In 1955 psychologist John Money made a distinction between the physical differences of men and women, sex, and the behaviour and roles a person expresses, gender. In the 1960s and 1970s, second-wave or radical feminists took this further to argue that gender was constructed by society; thus only nurture, but no nature. In Money’s understanding of gender, and others like him, they were not seeking to deny the underlying biological reality of a person’s sex. With the radical feminist idea though, there was a clear and distinct shift from biology to ideology.

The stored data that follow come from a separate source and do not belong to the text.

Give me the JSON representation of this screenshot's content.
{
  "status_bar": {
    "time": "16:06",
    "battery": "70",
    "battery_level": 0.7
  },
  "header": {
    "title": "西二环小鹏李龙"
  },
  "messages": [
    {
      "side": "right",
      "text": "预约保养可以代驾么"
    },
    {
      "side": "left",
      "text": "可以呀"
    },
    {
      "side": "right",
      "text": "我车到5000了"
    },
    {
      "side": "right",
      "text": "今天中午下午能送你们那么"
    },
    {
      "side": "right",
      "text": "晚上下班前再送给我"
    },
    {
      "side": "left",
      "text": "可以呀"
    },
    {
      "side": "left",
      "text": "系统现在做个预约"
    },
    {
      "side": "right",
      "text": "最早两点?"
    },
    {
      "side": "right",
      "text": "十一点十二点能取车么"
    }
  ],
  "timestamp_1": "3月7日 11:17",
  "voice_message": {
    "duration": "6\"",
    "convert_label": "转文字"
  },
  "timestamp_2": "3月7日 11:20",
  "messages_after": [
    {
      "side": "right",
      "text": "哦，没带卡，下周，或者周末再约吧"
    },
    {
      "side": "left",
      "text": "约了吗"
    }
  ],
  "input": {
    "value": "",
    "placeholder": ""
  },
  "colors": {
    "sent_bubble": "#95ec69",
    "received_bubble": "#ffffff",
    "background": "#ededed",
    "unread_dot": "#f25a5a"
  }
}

To affect these cultural changes in society, this ideological approach calls for a prescriptive state and an intrusion of the public into the personal. This is encapsulated in the mantra of the second wave feminists that the “personal is political”. This is focus on culture (norms, values and beliefs) with the understanding that it should be the state that should effect this culture change. The Comprehensive Sexuality Education curriculum certainly moves beyond the neutral state – it is not biology per se, but rather is imbued with ideology.

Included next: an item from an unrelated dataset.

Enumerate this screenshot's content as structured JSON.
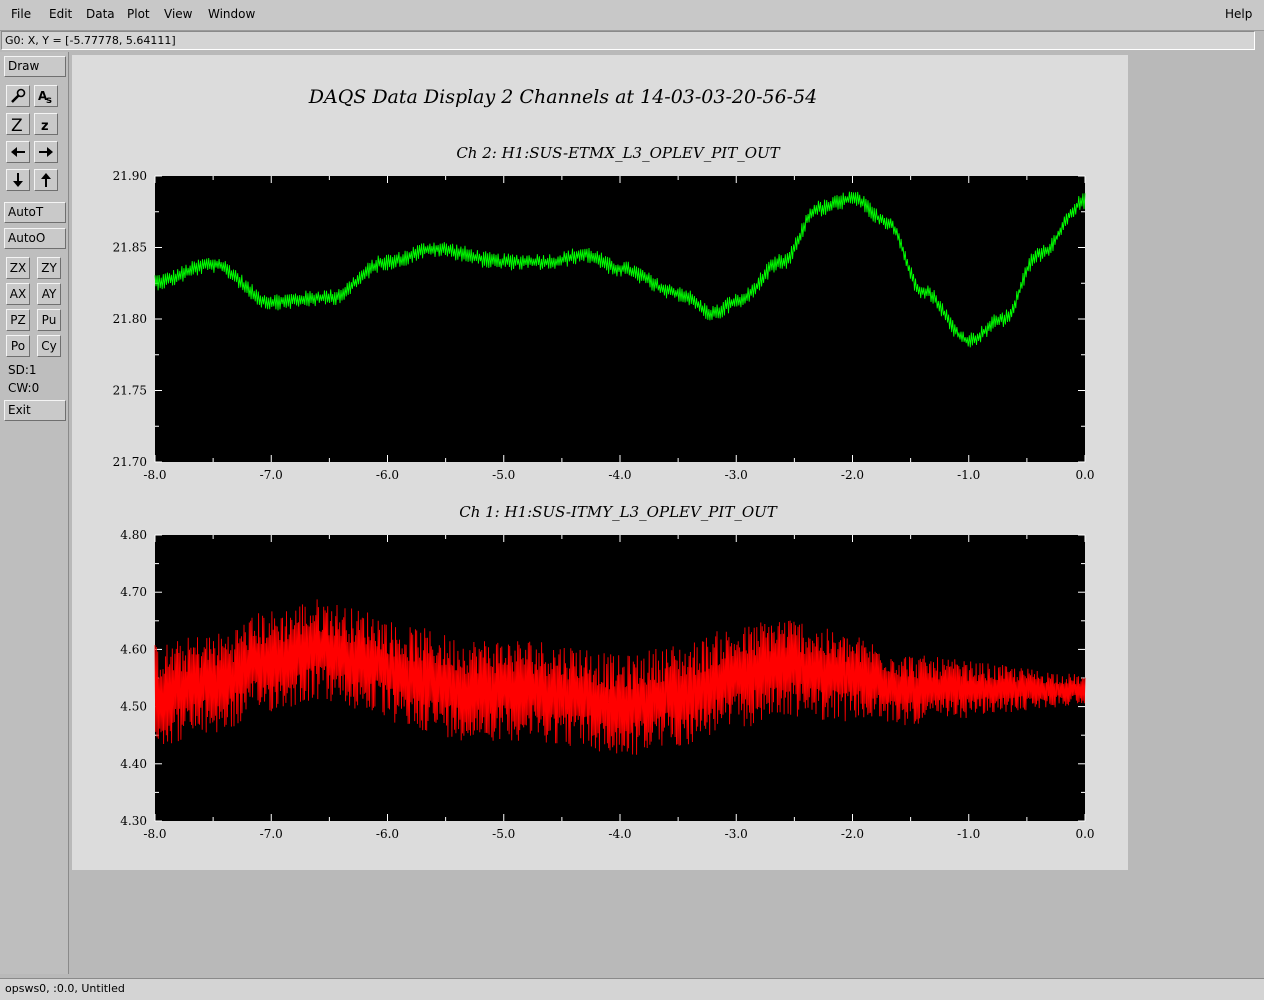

In the Educator’s Guide for Grade 5s it warns, “Parents may have their own views or prejudices about their children being exposed to some of the content in the Scripted Lesson Plans.” Pitting the state-curriculum against the values of parents. For Joanna Williams, author of Women versus Feminism, “[C]riticising the views and values of home and parents vastly alters the remit of the school away from education towards the promotion of a distinct political outlook”.

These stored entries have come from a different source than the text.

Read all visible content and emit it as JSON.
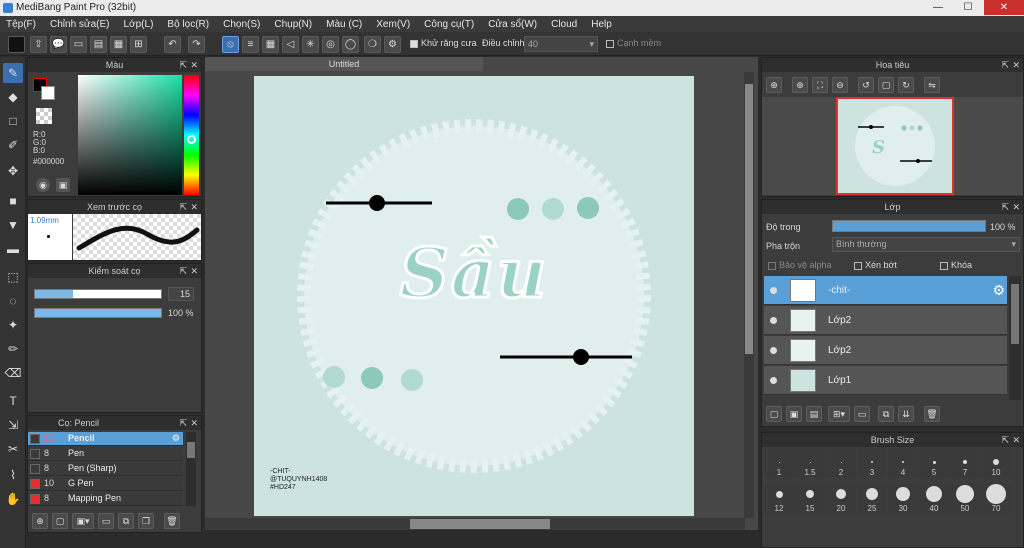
{
  "window": {
    "title": "MediBang Paint Pro (32bit)",
    "min": "—",
    "max": "☐",
    "close": "✕"
  },
  "menu": [
    "Tệp(F)",
    "Chỉnh sửa(E)",
    "Lớp(L)",
    "Bộ lọc(R)",
    "Chọn(S)",
    "Chụp(N)",
    "Màu (C)",
    "Xem(V)",
    "Công cụ(T)",
    "Cửa sổ(W)",
    "Cloud",
    "Help"
  ],
  "toolbar": {
    "antialias_label": "Khử răng cưa",
    "adjust_label": "Điều chỉnh",
    "adjust_value": "40",
    "soft_edge_label": "Cạnh mềm"
  },
  "color_panel": {
    "title": "Màu",
    "r": "R:0",
    "g": "G:0",
    "b": "B:0",
    "hex": "#000000"
  },
  "brush_preview": {
    "title": "Xem trước cọ",
    "size": "1.09mm"
  },
  "brush_control": {
    "title": "Kiểm soát cọ",
    "size_value": "15",
    "opacity_value": "100 %"
  },
  "brushes": {
    "title": "Cọ: Pencil",
    "items": [
      {
        "size": "15",
        "name": "Pencil",
        "color": "#3a3a3a",
        "selected": true
      },
      {
        "size": "8",
        "name": "Pen",
        "color": "#3a3a3a",
        "selected": false
      },
      {
        "size": "8",
        "name": "Pen (Sharp)",
        "color": "#3a3a3a",
        "selected": false
      },
      {
        "size": "10",
        "name": "G Pen",
        "color": "#e03030",
        "selected": false
      },
      {
        "size": "8",
        "name": "Mapping Pen",
        "color": "#e03030",
        "selected": false
      }
    ]
  },
  "document": {
    "tab": "Untitled",
    "title_text": "Sầu",
    "signature": "-CHIT-\n@TUQUYNH1408\n#HD247"
  },
  "navigator": {
    "title": "Hoa tiêu"
  },
  "layers": {
    "title": "Lớp",
    "opacity_label": "Độ trong",
    "opacity_value": "100 %",
    "blend_label": "Pha trộn",
    "blend_value": "Bình thường",
    "protect_alpha": "Bảo vệ alpha",
    "clip": "Xén bớt",
    "lock": "Khóa",
    "items": [
      {
        "name": "-chit-",
        "selected": true
      },
      {
        "name": "Lớp2",
        "selected": false
      },
      {
        "name": "Lớp2",
        "selected": false
      },
      {
        "name": "Lớp1",
        "selected": false
      }
    ]
  },
  "brush_size": {
    "title": "Brush Size",
    "row1": [
      "1",
      "1.5",
      "2",
      "3",
      "4",
      "5",
      "7",
      "10"
    ],
    "row2": [
      "12",
      "15",
      "20",
      "25",
      "30",
      "40",
      "50",
      "70"
    ]
  },
  "colors": {
    "accent": "#5aa0d8",
    "paper": "#cde3de",
    "teal": "#8cc9b8"
  }
}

In South Africa, the pushback against Comprehensive Sexuality Education by parents, teachers, schools, religious bodies and civil society alike, is a clarion call to “stay out of our homes”. Other spheres of authority are reclaiming their jurisdiction and sovereignty; will the South African state respect this or are we moving to a monoculture society imposed from above? Where the role of the state becomes policing the values, norms and language of ‘citizens’ to bring them in line with a particular ideological outlook? DM

Nicola de Jager is a senior lecturer at the Department of Political Science, Stellenbosch University.